The Samaritan enacts the teaching of Jesus, to be neighbour, to love his neighbour – and thus, enacts God’s love.
Even more than that, though, this is a story that shows us every person is someone from whom you may receive neighbourly love – even if they’re a stranger, an alien, one who worships God differently from you.
Jesus, then, as the beaten man is also an example for us. An invitation and a challenge to be open to the gift of love from neighbours who are ‘other’.
I am so moved to see Sikh communities in Australia providing food in situations of natural disasters many times in recent years. People of different faiths and none receiving care from a minority group within our community, if not in this case an enemy as Samaritans were to Israel.
First Nations people in Australia, so overlooked and made ‘enemy’ for so long, offer hospitality through welcome and smoking ceremonies, by telling the stories of this land and its Indigenous culture. We, the late comers, are, not too soon, learning to receive their gifts of hospitality and healing.

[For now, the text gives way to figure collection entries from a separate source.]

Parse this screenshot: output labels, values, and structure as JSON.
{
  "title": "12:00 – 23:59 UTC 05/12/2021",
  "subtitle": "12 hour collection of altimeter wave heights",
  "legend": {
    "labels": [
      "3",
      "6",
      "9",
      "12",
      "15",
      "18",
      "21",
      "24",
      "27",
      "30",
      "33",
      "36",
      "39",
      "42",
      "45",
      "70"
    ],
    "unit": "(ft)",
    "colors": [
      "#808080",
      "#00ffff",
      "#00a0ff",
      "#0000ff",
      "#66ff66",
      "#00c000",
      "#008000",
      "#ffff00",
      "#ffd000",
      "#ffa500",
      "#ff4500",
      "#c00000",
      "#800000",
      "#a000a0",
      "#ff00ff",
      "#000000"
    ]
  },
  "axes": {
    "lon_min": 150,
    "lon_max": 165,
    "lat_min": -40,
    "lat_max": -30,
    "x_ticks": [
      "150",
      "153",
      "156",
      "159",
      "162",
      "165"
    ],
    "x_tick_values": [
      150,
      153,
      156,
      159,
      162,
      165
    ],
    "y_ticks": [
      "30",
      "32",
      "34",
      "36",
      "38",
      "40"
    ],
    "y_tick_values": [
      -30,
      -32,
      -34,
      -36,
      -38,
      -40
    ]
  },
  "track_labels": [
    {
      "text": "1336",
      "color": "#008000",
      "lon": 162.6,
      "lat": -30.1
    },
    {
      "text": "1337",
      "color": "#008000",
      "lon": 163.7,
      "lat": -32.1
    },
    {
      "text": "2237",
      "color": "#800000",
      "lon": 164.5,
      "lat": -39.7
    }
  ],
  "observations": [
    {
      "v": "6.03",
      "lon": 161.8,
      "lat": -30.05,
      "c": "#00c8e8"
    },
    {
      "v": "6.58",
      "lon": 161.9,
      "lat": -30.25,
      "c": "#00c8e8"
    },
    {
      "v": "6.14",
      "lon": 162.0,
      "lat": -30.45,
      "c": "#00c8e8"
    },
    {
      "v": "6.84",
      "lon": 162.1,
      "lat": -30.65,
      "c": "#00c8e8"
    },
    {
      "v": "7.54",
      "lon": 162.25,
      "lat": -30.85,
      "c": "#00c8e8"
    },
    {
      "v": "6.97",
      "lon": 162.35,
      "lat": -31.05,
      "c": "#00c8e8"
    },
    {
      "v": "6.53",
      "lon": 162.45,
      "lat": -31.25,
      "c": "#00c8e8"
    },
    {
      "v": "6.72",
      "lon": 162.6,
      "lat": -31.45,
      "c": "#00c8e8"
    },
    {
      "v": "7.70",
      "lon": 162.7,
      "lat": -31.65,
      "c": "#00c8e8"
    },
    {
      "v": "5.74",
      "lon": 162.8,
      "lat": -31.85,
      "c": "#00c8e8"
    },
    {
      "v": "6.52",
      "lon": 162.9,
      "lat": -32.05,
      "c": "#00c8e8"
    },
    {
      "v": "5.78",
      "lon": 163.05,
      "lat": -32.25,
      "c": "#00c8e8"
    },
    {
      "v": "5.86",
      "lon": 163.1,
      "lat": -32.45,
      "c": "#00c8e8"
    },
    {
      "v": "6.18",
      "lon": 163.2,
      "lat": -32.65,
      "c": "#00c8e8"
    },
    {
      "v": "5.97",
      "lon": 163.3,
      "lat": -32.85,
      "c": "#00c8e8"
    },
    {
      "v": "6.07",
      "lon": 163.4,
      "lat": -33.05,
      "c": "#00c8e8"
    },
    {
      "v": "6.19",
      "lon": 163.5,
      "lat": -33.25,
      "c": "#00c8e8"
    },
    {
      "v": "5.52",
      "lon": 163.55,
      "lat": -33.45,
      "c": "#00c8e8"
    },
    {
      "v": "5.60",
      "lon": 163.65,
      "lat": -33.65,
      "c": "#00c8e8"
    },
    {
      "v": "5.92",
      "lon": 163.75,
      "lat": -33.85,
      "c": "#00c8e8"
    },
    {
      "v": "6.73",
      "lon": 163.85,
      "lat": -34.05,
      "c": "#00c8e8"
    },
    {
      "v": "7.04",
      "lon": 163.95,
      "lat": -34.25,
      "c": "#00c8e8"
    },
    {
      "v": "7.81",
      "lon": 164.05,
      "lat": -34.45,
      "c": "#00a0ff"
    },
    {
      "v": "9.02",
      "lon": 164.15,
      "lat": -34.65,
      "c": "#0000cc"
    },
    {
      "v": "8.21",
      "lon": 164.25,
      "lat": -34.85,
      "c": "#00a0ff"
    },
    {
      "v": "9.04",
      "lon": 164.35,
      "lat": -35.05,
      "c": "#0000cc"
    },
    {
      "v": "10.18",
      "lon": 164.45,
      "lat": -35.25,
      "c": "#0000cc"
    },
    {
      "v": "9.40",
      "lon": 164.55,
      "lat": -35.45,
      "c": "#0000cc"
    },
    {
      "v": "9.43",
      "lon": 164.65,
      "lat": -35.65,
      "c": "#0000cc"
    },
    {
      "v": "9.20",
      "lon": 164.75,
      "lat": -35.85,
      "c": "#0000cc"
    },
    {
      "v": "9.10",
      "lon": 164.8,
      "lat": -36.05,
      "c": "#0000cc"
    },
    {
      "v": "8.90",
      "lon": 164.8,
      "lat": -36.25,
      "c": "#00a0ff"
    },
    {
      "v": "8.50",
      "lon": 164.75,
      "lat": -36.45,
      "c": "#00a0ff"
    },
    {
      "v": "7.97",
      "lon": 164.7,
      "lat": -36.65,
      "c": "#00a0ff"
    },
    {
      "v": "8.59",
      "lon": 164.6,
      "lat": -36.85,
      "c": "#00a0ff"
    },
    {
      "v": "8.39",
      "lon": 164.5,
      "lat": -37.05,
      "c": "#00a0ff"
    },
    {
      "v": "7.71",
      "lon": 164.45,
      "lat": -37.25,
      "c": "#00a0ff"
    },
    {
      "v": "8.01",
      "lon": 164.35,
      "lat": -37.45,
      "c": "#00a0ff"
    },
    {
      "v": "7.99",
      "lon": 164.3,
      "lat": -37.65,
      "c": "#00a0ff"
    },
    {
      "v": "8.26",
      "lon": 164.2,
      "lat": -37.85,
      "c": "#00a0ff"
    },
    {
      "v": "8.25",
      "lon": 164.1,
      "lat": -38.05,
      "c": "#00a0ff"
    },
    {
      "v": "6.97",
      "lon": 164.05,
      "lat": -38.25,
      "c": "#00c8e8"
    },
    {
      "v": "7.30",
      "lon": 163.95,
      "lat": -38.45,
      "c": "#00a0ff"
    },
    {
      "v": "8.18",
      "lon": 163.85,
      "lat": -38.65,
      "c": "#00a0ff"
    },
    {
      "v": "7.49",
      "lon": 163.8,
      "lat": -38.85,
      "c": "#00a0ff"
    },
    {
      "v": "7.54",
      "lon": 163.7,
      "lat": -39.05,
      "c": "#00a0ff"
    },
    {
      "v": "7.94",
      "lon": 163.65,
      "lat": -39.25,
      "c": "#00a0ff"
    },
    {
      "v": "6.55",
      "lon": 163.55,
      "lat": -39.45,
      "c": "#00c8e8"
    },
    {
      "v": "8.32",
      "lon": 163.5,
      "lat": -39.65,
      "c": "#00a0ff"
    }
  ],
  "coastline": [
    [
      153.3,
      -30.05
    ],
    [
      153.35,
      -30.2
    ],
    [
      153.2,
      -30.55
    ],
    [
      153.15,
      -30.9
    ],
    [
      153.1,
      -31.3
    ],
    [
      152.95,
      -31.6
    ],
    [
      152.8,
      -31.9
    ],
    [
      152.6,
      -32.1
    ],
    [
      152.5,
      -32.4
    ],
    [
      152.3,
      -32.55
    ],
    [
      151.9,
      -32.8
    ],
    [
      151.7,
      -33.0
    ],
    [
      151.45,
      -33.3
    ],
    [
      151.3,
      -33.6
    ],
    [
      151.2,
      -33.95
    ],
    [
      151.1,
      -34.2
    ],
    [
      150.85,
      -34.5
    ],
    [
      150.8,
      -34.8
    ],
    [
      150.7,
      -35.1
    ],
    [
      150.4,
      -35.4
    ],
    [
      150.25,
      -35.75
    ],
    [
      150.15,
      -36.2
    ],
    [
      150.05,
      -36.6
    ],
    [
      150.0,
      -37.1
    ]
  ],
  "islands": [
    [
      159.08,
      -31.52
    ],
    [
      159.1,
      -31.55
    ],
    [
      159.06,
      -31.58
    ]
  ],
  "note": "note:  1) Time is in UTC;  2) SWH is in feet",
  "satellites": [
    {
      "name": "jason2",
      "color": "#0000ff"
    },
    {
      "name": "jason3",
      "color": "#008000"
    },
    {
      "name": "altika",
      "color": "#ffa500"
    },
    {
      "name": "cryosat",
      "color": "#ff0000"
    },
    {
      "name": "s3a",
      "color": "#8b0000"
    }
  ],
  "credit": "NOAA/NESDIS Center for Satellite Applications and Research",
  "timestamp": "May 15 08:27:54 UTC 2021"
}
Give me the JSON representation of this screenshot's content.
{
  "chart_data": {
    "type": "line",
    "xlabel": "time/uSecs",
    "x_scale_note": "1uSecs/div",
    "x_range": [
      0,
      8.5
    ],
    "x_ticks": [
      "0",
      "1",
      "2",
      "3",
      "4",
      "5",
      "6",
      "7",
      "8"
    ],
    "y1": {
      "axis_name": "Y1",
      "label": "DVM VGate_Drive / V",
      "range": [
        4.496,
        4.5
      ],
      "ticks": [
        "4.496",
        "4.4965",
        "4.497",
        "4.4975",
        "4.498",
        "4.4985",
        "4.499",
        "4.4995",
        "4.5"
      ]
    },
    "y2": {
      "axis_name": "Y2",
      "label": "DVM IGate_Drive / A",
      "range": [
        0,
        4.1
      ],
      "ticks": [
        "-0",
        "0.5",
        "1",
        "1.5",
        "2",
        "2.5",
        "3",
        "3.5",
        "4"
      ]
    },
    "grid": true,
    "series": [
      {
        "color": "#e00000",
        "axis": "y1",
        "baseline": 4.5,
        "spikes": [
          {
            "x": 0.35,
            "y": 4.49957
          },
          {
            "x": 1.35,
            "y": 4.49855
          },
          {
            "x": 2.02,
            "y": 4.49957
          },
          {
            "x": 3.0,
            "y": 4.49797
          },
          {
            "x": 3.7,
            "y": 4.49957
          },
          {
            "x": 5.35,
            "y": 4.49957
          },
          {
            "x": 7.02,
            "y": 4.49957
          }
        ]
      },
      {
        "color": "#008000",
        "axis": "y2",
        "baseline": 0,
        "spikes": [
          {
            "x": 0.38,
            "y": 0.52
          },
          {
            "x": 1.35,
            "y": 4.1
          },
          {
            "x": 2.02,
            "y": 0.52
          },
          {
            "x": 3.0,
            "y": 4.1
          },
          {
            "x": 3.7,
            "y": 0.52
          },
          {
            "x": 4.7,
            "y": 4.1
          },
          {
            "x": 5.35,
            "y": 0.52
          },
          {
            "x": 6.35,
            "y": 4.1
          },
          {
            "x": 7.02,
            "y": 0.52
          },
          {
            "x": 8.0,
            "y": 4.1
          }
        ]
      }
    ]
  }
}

Unexpected. Yes, the unexpected is God’s way, isn’t it? Moabites, Samaritans, Sikhs, First Nations exiled in their own lands – unexpected people acting as neighbours, enacting the Way of Love better than the people of the Story themselves …
Who was a neighbour to the man who was robbed?
Not the one we expected.
Where is Jesus in the story?
Not where we expected.
Do you want to enact the Law of Love, the Great Command? Look for love in unexpected places. Look for your neighbours across the boundaries that we put up between us. Look for Jesus in the people we meet, love them, and receive their gifts of love.